Tell me about the evolution of the sound, its own story arc.
George Wolfe, the director of the play, started our discussion with suggesting a very aggressive soundscape encapsulating the world outside of Harry Hope’s saloon. In 1912, it is the onset of the industrial revolution that introduced the automobile to the streets of New York. Harry Hope himself was phobic about leaving his bar. Having been raised in a city full of horse and buggies in his youth, Harry developed a fear that if he stepped outside the bar, he would be killed by an automobile. We decided to use that as a starting point for the sound design of the show.
Where did you draw those sounds from?
I started by going to the New York Historical Society and looking at photographs circa 1910-1915 to see what kind of vehicles were on the streets of New York City. Then I started collecting sounds of vintage automobiles from that era. That became the basis for the soundscape that leads into the transition into Act III of the play.
Was it easy to find those sounds?
There are a lot of vintage car hobbyists who like to record their cars; I sought out those recordings. George and I also discussed using songs from the Eugene O'Neill songbook, a collection O’Neill himself put together of songs that are sung or referenced in all his plays. The chapter on The Iceman Cometh contains 15 songs; I had the idea to see if I could find the original recordings of those songs, and to my surprise, I found 11 of the 15 songs recorded on Edison cylinders from 1905-1915. George was fascinated by that, and we ended up using some of those Edison cylinder recordings in the show.
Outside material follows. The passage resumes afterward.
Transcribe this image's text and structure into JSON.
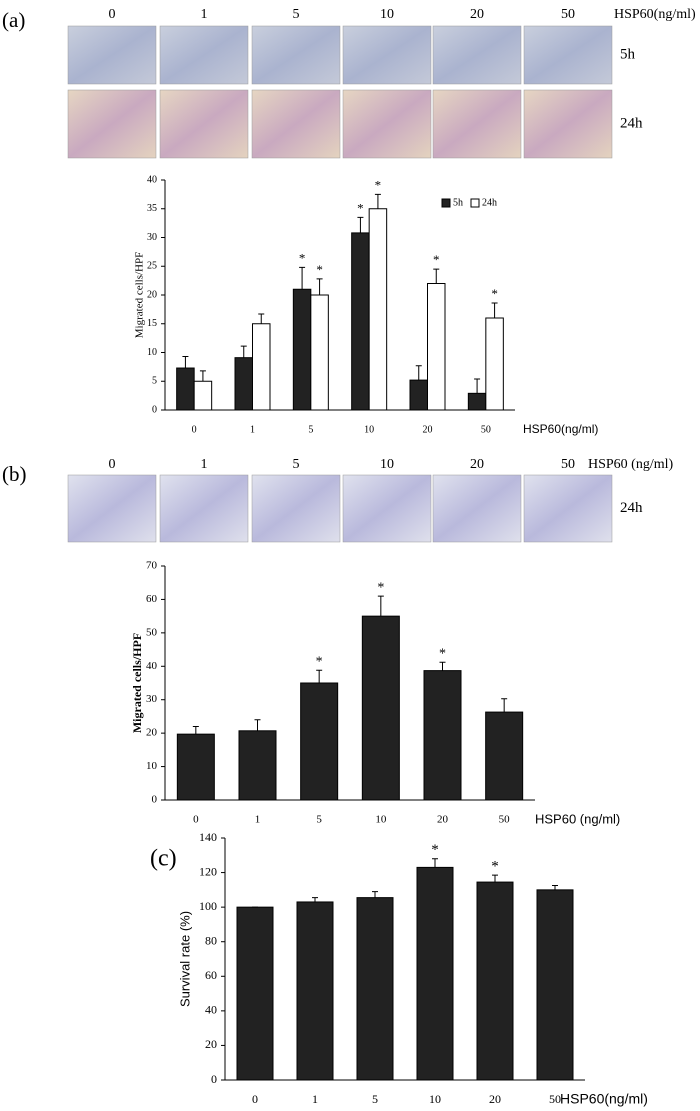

When you found those, what kind of format were they in?
The Library of Congress has a collection of many of these wax cylinders that they have digitized, which you can find on their website. There are also many private collectors who were resources.
How did you approach designing the sound system?
Every time you design a Broadway show, you go into a theater that is bare walls. There is no lighting equipment; there is no sound equipment; nothing. You begin by taking basic measurements of the stage, size of the house, where you can put speakers and microphones, and then you start thinking about the demands of the show itself. You design a system that helps with the storytelling.
What were some of your favorite moments in designing the sound?
In bars at the turn of the century, it was very common to have a player piano provide music and atmosphere. I did a lot of research about the player piano rolls from this time period. We decided to use recordings of player piano rolls for some of the transitions. I chose piano rolls that were extremely obscure, that didn't have hit songs of the day. I didn't want the audience to recognize a tune that they could hum along with; this bar didn't have the money to buy the Top Ten hits recorded on piano rolls. It was very interesting to me listening to very obscure piano rolls from the turn of the century; it was like entering a listening time machine.
Did you have to do much restoration work on historic recordings?
Some of the Edison cylinders required digital repairing. I did my best to remove surface noise from the original recordings and punch up the vocals for intelligibility and clarity. The words on the recordings are essential to creating the sound design for The Iceman Cometh; that helped set time and place and aided with the storytelling of the play.